I was thinking of doing it with min/max window functions like
with min_max AS (
SELECT NAME
, PROVIDER
, MIN_VOLT
, MAX_VOLT
, MAX(max_volt) OVER (PARTITION BY PROVIDER, NAME) AS set_max
, MIN(min_volt) OVER (PARTITION BY PROVIDER, NAME) AS set_min
FROM Table
)
SELECT NAME, PROVIDER, MIN_VOLT, MAX_VOLT
FROM min_max
WHERE MIN_VOLT NOT BETWEEN set_min AND set_min AND MAX_VOLT NOT BETWEEN set_min AND set_max;
However this returns no rows since its including the row its comparing in the max/min range. I'm not sure how to have it compare each row independently to each other row.
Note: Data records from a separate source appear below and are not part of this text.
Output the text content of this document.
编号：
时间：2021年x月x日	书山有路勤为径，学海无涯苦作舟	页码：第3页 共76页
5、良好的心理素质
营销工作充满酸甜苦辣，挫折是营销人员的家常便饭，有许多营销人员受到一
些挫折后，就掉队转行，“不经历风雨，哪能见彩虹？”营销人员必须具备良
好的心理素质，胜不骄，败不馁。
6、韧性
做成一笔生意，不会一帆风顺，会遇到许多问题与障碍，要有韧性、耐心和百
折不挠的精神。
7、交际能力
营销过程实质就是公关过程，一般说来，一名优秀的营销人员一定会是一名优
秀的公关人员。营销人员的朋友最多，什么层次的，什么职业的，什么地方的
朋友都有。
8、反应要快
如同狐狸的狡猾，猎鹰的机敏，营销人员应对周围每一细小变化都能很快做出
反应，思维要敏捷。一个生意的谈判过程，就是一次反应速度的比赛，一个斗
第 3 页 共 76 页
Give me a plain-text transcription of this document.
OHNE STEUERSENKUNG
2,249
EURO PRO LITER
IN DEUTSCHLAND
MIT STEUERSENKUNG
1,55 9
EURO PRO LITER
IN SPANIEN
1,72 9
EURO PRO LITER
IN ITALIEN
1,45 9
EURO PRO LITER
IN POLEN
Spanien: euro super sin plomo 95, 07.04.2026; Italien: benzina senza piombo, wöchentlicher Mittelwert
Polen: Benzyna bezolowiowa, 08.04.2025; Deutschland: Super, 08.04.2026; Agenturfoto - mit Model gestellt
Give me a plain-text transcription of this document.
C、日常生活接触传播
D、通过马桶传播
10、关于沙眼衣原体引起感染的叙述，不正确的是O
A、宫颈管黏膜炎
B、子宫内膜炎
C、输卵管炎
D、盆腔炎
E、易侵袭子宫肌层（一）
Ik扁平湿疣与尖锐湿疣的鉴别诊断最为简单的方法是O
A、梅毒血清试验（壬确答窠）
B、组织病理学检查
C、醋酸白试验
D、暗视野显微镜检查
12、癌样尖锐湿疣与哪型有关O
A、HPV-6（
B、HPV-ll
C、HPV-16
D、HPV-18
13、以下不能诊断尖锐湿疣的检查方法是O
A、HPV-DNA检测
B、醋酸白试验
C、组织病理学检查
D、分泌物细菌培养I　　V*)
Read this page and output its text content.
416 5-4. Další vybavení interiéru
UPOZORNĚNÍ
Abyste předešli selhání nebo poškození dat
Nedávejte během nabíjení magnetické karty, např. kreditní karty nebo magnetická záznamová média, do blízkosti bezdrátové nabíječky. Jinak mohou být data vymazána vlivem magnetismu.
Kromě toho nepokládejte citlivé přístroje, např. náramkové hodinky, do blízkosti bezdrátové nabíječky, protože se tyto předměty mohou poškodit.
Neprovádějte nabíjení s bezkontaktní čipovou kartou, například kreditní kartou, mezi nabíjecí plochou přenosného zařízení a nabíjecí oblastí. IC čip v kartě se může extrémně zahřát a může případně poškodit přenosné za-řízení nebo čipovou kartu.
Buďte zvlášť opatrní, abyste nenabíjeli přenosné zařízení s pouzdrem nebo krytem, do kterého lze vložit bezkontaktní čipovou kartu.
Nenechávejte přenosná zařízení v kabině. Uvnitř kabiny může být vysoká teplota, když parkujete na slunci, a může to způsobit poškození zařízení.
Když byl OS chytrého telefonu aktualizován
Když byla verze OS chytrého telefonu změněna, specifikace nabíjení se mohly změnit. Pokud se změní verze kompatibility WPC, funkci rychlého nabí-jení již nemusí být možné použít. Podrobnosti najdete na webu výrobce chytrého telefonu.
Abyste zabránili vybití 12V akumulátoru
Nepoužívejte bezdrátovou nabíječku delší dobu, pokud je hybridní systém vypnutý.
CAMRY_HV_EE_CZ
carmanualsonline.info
EDIT: For clarity - the rows we want to remove are those that have an overlapping voltage range with another row that has the same NAME and PROVIDER value. For example rows 1, 2 and 3 in the before table above all have the same name and provider, and there is overlap in the voltage range (10-100, 80-150, 120-155) so they should all be removed. Whereas Row 4 has the same name and provider but its voltage range doesn't overlap with the other rows so it should be kept.
Looks like LEAD
and LAG
should do the trick
with min_max AS (
SELECT
NAME
, PROVIDER
, MIN_VOLT
, MAX_VOLT
, LAG(MAX_VOLT) OVER (PARTITION BY PROVIDER, NAME ORDER BY MIN_VOLT, MAX_VOLT) AS prev_max
, LEAD(MIN_VOLT) OVER (PARTITION BY PROVIDER, NAME ORDER BY MIN_VOLT, MAX_VOLT) AS next_min
FROM ORENNIA_ANALYTICS_QC.ORENNIA.PRE_PROCESSED_SUBSTATIONS
)
SELECT
NAME,
PROVIDER,
MIN_VOLT,
MAX_VOLT
FROM min_max
WHERE (prev_max IS NULL OR MIN_VOLT > prev_max)
AND (next_min IS NULL OR MAX_VOLT < next_min);